Spain logs third-warmest year on record in 2025
Spain registered its third-warmest year on record in 2025, with 25 single-day heat records set during the period, national weather agency AEMET said Wednesday.
The country is considered a frontline region for climate change, experiencing increasingly long heatwaves that sometimes start before summer, along with more frequent episodes of intense rainfall.
AEMET said 2025 tied with 2024 as Spain's third-warmest year since records began in 1961, with an average temperature of 15.1C.
That figure was 1.1C above the average annual temperature of the 1991-2020 reference period.
"The four years with the highest average temperature in Spain in the entire series are the last four," AEMET spokesman Ruben del Campo told reporters.

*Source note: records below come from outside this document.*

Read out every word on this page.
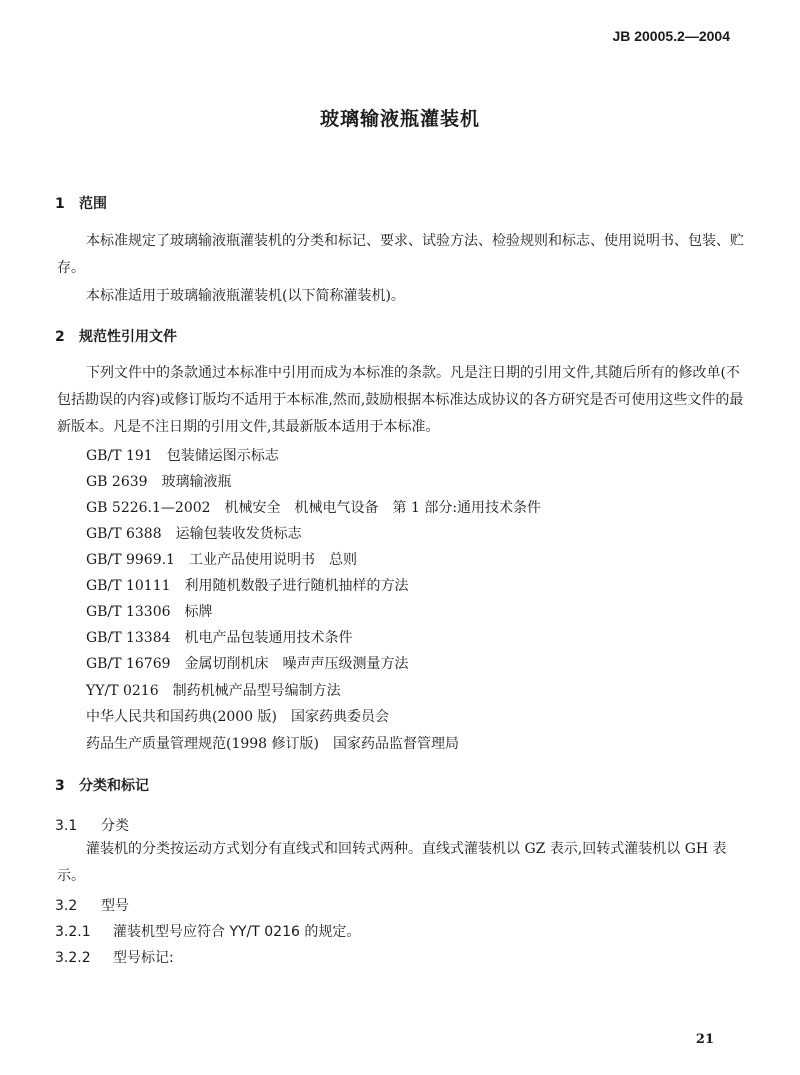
JB 20005.2—2004
玻璃输液瓶灌装机
1 范围
本标准规定了玻璃输液瓶灌装机的分类和标记、要求、试验方法、检验规则和标志、使用说明书、包装、贮存。
本标准适用于玻璃输液瓶灌装机(以下简称灌装机)。
2 规范性引用文件
下列文件中的条款通过本标准中引用而成为本标准的条款。凡是注日期的引用文件,其随后所有的修改单(不包括勘误的内容)或修订版均不适用于本标准,然而,鼓励根据本标准达成协议的各方研究是否可使用这些文件的最新版本。凡是不注日期的引用文件,其最新版本适用于本标准。
GB/T 191　包装储运图示标志
GB 2639　玻璃输液瓶
GB 5226.1—2002　机械安全　机械电气设备　第 1 部分:通用技术条件
GB/T 6388　运输包装收发货标志
GB/T 9969.1　工业产品使用说明书　总则
GB/T 10111　利用随机数骰子进行随机抽样的方法
GB/T 13306　标牌
GB/T 13384　机电产品包装通用技术条件
GB/T 16769　金属切削机床　噪声声压级测量方法
YY/T 0216　制药机械产品型号编制方法
中华人民共和国药典(2000 版)　国家药典委员会
药品生产质量管理规范(1998 修订版)　国家药品监督管理局
3 分类和标记
3.1 分类
灌装机的分类按运动方式划分有直线式和回转式两种。直线式灌装机以 GZ 表示,回转式灌装机以 GH 表示。
3.2 型号
3.2.1 灌装机型号应符合 YY/T 0216 的规定。
3.2.2 型号标记:
21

Spain sweltered through its hottest summer on record last year, with an average temperature of 24.2C, contributing to destructive and deadly wildfires across several regions.
Europe and the rest of the world could face another extremely hot summer as the El Nino weather phenomenon, which pushed global temperatures to record highs in 2024, returned in the middle of the year.
El Nino is a natural occurrence that warms surface temperatures in the central and eastern equatorial Pacific Ocean, bringing worldwide changes in winds and rainfall patterns and erratic weather.
Scientists fear it will exacerbate the heat of a planet already warming from burning fossil fuels, while amping up weather extremes.
Del Campo said the "most likely scenario" is that this summer will be warmer than normal across Spain.
Scientists say human-driven climate change is amplifying extremes, with heatwaves, droughts and floods becoming longer, more intense and frequent.